Five Tips to Make the Most of Your End-of-Year Fundraising
One of the most critical elements of every organization’s fund development strategy is its end-of-year giving campaign. Individual donors donate more often and tend to make their largest donations around the holidays and the year’s end. If you haven’t started planning your end-of-year appeal—it’s time! Here are five tips for making the most of it.
- Ask! The number-one reason why people give is that they are asked. So ask with confidence, and be specific. Don’t just send a mass email about your great work with a “Donate Now” button at the bottom. Tell your donors about your great work—and also tell them how much you need, when you need it, and what impact it will make on supporting your mission.
- Segment. Review your database and segment your donor and prospect lists based on past giving amounts and your research about prospects. If you are asking for more than a few hundred dollars, a phone call or in-person meeting will be more effective than a mailer. Divide your list into people you will meet with in person (the highest current donors and best prospects), people you will schedule a phone call with (the next highest donors and warmest prospects), those who will receive only print mailings and email, and those who will receive only emails because that’s the only contact information you have.
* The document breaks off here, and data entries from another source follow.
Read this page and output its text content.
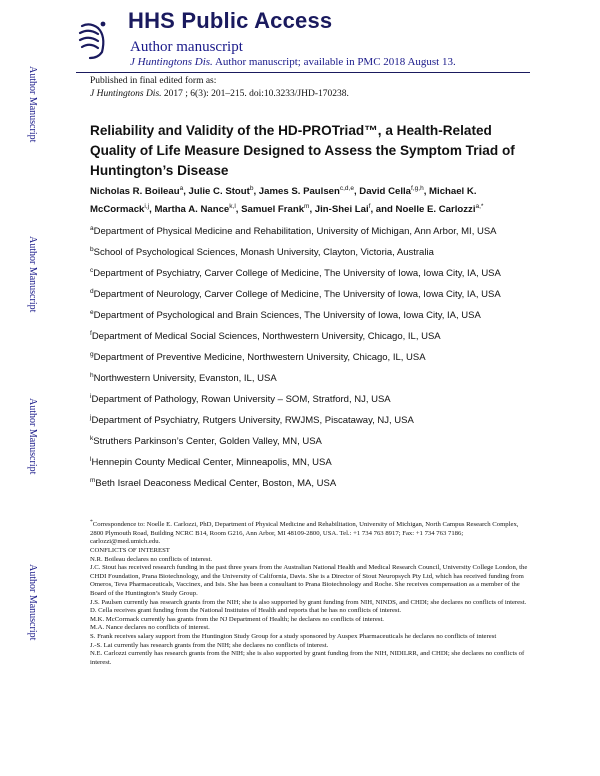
HHS Public Access
Author manuscript
J Huntingtons Dis. Author manuscript; available in PMC 2018 August 13.
Published in final edited form as:
J Huntingtons Dis. 2017 ; 6(3): 201–215. doi:10.3233/JHD-170238.
Author Manuscript
Author Manuscript
Author Manuscript
Author Manuscript
Reliability and Validity of the HD-PROTriad™, a Health-Related Quality of Life Measure Designed to Assess the Symptom Triad of Huntington’s Disease
Nicholas R. Boileau$^a$, Julie C. Stout$^b$, James S. Paulsen$^{c,d,e}$, David Cella$^{f,g,h}$, Michael K. McCormack$^{i,j}$, Martha A. Nance$^{k,l}$, Samuel Frank$^m$, Jin-Shei Lai$^f$, and Noelle E. Carlozzi$^{a,*}$
$^a$Department of Physical Medicine and Rehabilitation, University of Michigan, Ann Arbor, MI, USA
$^b$School of Psychological Sciences, Monash University, Clayton, Victoria, Australia
$^c$Department of Psychiatry, Carver College of Medicine, The University of Iowa, Iowa City, IA, USA
$^d$Department of Neurology, Carver College of Medicine, The University of Iowa, Iowa City, IA, USA
$^e$Department of Psychological and Brain Sciences, The University of Iowa, Iowa City, IA, USA
$^f$Department of Medical Social Sciences, Northwestern University, Chicago, IL, USA
$^g$Department of Preventive Medicine, Northwestern University, Chicago, IL, USA
$^h$Northwestern University, Evanston, IL, USA
$^i$Department of Pathology, Rowan University – SOM, Stratford, NJ, USA
$^j$Department of Psychiatry, Rutgers University, RWJMS, Piscataway, NJ, USA
$^k$Struthers Parkinson’s Center, Golden Valley, MN, USA
$^l$Hennepin County Medical Center, Minneapolis, MN, USA
$^m$Beth Israel Deaconess Medical Center, Boston, MA, USA

*Correspondence to: Noelle E. Carlozzi, PhD, Department of Physical Medicine and Rehabilitation, University of Michigan, North Campus Research Complex, 2800 Plymouth Road, Building NCRC B14, Room G216, Ann Arbor, MI 48109-2800, USA. Tel.: +1 734 763 8917; Fax: +1 734 763 7186; carlozzi@med.umich.edu.

CONFLICTS OF INTEREST

N.R. Boileau declares no conflicts of interest.

J.C. Stout has received research funding in the past three years from the Australian National Health and Medical Research Council, University College London, the CHDI Foundation, Prana Biotechnology, and the University of California, Davis. She is a Director of Stout Neuropsych Pty Ltd, which has received funding from Omeros, Teva Pharmaceuticals, Vaccinex, and Isis. She has been a consultant to Prana Biotechnology and Roche. She receives compensation as a member of the Board of the Huntington’s Study Group.

J.S. Paulsen currently has research grants from the NIH; she is also supported by grant funding from NIH, NINDS, and CHDI; she declares no conflicts of interest.

D. Cella receives grant funding from the National Institutes of Health and reports that he has no conflicts of interest.

M.K. McCormack currently has grants from the NJ Department of Health; he declares no conflicts of interest.

M.A. Nance declares no conflicts of interest.

S. Frank receives salary support from the Huntington Study Group for a study sponsored by Auspex Pharmaceuticals he declares no conflicts of interest

J.-S. Lai currently has research grants from the NIH; she declares no conflicts of interest.

N.E. Carlozzi currently has research grants from the NIH; she is also supported by grant funding from the NIH, NIDILRR, and CHDI; she declares no conflicts of interest.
- Make it personal. I’d be delighted to never see another appeal letter signed by a development director! For written communications, the letter should come from whoever holds the highest stature with the donor or prospect. This is usually the board chair, the executive director, or both. On printed letters, a handwritten signature is a nice touch. You may also add a note. It is very effective for board members to write personal solicitation letters to their personal contacts. As a general principle, the more personal the ask (a personal handwritten note, addressed to the person directly, mentioning their connection to the organization), the better the response rate and higher the gift amount you will receive. And if someone else at the organization has a personal connection to the donor or prospect, have that person add a handwritten note to the letter.
- Make it timely. Avoid sending the appeal Thanksgiving week, when donors may be away on vacation or returning to a giant pile of mail. Same with late December. I recommend sending your first mailing around the end of October and a follow-up letter the first week of December. October is a good time to meet with your best donors and warmest prospects to ask for an end-of-year gift.
- Follow up. Often, one ask is not enough. Cultivate the relationship throughout the year and build up to the big end-of-year ask. Before the ask, you could send a postcard to all your donors and prospects announcing your upcoming campaign; then send an email or two about the campaign and post about it on social media. Now your donors will be primed to meet with you, speak with you by phone, or receive your appeal letter. After the ask, you can send a postcard or follow-up letter in early December. Then send email reminders and post on social media during the last week of the year. Of course, once the gifts come in, send personal thank you notes. And continue to nurture the relationship throughout the year ahead.
Implemented well, an end-of-year campaign can grow your organization’s individual support and help fund its strategic goals.